Aus dem Stadtarchiv:
Ein "fake pic" lange vor Photoshop

Im Februar 1908 veröffentlichte das Aachener Warenhaus „Gebrüder Kaufmann“ eine aufwändige Werbegrafik im Zeitungsformat. Sie zeigt die Großkölnstraße – allerdings in idealisierter Form als breite Einkaufsmeile mit zahlreichen kleinen Läden.

Am rechten Blattrand ist das Warenhaus „Gebrüder Kaufmann“ zu sehen: Ein reich verzierter Jugendstilbau mit Schaufenstern auf allen Stockwerken. Quer über der Fahrbahn steht der Schriftzug: „Das Jahr 1908 eröffnet der Firma Gebr. Kaufmann Aachen ihren neuen Wirkungskreis“.


Idealisierte Darstellung und christliche Motive für mehr Aufmerksamkeit

Auch das übrige Stadtbild ist idealisiert: Die Großkölnstraße läuft – ganz anders als in der Realität – geradlinig auf die Rathausfassade mit ihren beiden wuchtigen Türmen zu. Die Türme des Doms, der Kirche Sankt Foillan und des Verwaltungsgebäudes am Katschhof hingegen sind aus Gründen der Bildkomposition weggelassen.
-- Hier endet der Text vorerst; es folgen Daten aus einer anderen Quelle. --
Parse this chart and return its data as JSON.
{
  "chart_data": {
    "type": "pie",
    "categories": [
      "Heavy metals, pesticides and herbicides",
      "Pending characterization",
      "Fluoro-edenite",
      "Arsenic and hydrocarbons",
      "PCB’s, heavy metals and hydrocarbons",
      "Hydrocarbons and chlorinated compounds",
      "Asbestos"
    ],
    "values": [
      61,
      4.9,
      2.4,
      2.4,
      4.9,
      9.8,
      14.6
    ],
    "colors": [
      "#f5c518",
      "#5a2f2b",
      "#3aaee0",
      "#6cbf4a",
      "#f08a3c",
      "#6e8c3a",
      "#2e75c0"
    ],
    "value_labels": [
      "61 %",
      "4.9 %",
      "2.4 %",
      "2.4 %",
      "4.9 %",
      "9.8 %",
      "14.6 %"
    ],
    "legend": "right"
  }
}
Aus demselben Grund wurde ein in Wirklichkeit nicht vorhandener Turm hinter die turmlose Nikolauskirche an der Großkölnstraße gesetzt (Anm. d. Red.: möglicherweise der perspektivisch etwas herangerückte Turm der Pfarrkirche Heilig Kreuz).

So entsteht das Bild einer winterlichen Altstadt mit drei romantischen Türmen vor einer schneebedeckten Landschaft. Am Nachthimmel prangen mehrere Kometen, der größte mit dem Namen „Gebr. Kaufmann“. Die Ikonografie erinnert an das christliche Motiv des Sterns von Betlehem, der die Geburt von Jesus anzeigte.

Das weihnachtliche Motiv wurde jedoch nicht zum Weihnachtsgeschäft veröffentlicht. Vielmehr wurde das Blatt im Februar 1908 mehreren Tageszeitungen beigelegt und kündigte die Neueröffnung des Kaufhauses an der Großkölnstraße 59-63 an.

Die irritierende Verwendung der weihnachtlichen Symbolik außerhalb der Adventszeit wurde offensichtlich bewusst genutzt, um Aufmerksamkeit zu generieren. Die Verwendung großformatiger und detailreicher Werbegrafiken gehörte zu den Markenzeichen der Firma.


Ehemaliges Tietz-Kaufhaus als kundenorientiertes „modernes Spezialhaus“

Das Aachener Unternehmen war am 14. Mai 1907 von Hermann Kaufmann (Berlin) und Alfred Kaufmann (Mönchengladbach) gegründet worden. Das Gebäude in der Großkölnstraße hatte bis 1906 als Warenhaus des Warenhausunternehmens Leonhard Tietz mit Sitz in Köln gedient, das 1906 einen spektakulären Neubau am Markt bezog und damit über das größte Warenhaus der Stadt verfügte.

Nach einem Umbau eröffneten am alten Tietz-Standort am 18. März 1908 die Gebrüder Kaufmann.
Das Kaufhaus war als „modernes Spezialhaus“ mit zahlreichen Abteilungen für Damen-, Herren- und Kinderkleidung und andere Textilwaren konzipiert.

Ein auf der Rückseite der abgebildeten Grafik gedruckter Werbetext hebt die hohe Qualität, Vielfalt und Modernität des Sortiments hervor und beschreibt eine kundenorientierte Unternehmensphilosophie. Das Gebäude selbst verfügte über einen Lichthof mit gewölbtem Glasdach, seitlichen Galerien und Freitreppen.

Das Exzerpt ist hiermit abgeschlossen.